Depuis sa création en 1993, six journalistes ou collaborateurs de Novaïa Gazeta ont perdu la vie. Concernant Anna Politkovskaïa, le procès qui s’est tenu en 2014 a permis de condamner cinq hommes, dont quatre Tchétchènes, à de lourdes peines de prison. Mais "justice n’a pas été faite", estime Sergueï Sokolov. "Oui, ceux qui l’ont tuée sont en prison, mais pas leur patron, ni le patron de leur patron". Pour ce journaliste, la justice s’est arrêtée en chemin et l’affaire n’est pas classée, contrairement à ce qu'affirment les hommes politiques.

Les lois liberticides

Au cours de la décennie qui a suivi le meurtre d’Anna Politkovskaïa, beaucoup de médias ont été inquiétés, les journalistes, intimidés ou tués : Mikhaïl Beketov est devenu lourdement handicapé après un passage à tabac en 2008, avant de mourir en 2013. L’Ukrainienne Anastasia Edouardivna Babourova enquêtait sur les réseaux néo-nazis pour Novaïa Gazeta lorsqu’elle a été assassinée en janvier 2009 dans les rues de Moscou aux côtés de l’avocat spécialiste des droits de l'Homme, Stanislav Markelov.
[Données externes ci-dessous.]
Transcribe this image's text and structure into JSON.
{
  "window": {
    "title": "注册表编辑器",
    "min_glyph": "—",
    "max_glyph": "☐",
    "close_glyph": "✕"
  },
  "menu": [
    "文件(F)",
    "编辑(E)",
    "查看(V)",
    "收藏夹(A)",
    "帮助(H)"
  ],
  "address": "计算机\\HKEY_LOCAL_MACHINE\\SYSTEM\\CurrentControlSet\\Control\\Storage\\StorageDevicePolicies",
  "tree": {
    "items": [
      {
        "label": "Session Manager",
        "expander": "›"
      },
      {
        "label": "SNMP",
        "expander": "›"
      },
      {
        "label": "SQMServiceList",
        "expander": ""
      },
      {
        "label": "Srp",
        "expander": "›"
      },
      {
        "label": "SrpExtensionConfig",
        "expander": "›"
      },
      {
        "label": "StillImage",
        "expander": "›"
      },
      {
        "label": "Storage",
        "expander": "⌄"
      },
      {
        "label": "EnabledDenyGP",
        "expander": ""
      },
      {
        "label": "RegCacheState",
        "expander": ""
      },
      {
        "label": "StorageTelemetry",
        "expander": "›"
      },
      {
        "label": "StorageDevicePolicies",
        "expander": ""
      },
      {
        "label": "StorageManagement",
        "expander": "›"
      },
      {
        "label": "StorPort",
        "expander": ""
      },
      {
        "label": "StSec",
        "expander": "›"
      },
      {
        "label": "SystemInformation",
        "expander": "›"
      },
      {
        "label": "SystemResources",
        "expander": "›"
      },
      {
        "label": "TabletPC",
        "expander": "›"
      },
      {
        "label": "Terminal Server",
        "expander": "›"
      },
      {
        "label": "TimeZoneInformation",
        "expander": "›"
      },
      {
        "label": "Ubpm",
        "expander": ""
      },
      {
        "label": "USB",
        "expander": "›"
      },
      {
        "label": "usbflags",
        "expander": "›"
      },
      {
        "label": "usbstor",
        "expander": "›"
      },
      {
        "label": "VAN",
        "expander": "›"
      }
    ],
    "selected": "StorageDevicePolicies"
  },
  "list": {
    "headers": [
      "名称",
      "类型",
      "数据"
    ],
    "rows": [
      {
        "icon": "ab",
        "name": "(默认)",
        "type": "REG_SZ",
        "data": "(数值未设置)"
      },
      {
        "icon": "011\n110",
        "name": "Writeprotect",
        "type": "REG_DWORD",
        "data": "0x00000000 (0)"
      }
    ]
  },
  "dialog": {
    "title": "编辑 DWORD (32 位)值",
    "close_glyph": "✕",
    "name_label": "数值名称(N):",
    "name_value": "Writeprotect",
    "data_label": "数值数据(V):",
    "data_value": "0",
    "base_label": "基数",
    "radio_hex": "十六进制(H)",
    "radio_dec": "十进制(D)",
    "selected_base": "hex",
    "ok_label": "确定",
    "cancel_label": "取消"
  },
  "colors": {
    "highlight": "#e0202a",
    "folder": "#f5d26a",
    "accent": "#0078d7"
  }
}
Reporters sans frontières (RSF) classe la Russie très bas dans son classement de la liberté de la presse : le pays est 148e sur 180, juste après le Pakistan et avant le Mexique et la Turquie. "Confronté en 2011-2012 à un vaste mouvement de contestation, Vladimir Poutine s’emploie depuis lors à étouffer la société civile et à restreindre l’espace du débat public", remarque Reporters sans frontières.

Pas plus tard que le 5 septembre, Le journaliste tchétchène Jalaoudi Guériev a été condamné à trois ans de prison. L’accusation officielle de "détention de drogue" cache mal, selon RSF, "un verdict politique en forme de punition pour ses activités professionnelles". Cet été, les autorités russes ont publié une liste de 6 000 personnes supposées mener des activités "terroristes et extrémistes". Parmi eux, deux figures du journalisme indépendant : Nikolaï Semena et Anna Andrievskaïa. Ceux-ci font l’objet de poursuites judicaires pour leur collaboration supposée avec des médias hostiles à l’annexion de la Crimée. "Cette publication jette l’opprobre sur ces deux journalistes et compromet gravement leur sécurité", analyse Johann Bihr, responsable du bureau Europe de l’Est et Asie Centrale de RSF, "surtout dans le contexte polarisé et inflammable de la Crimée. L’effet d’intimidation est dévastateur : n’importe quel reporter pourrait tout aussi bien y figurer."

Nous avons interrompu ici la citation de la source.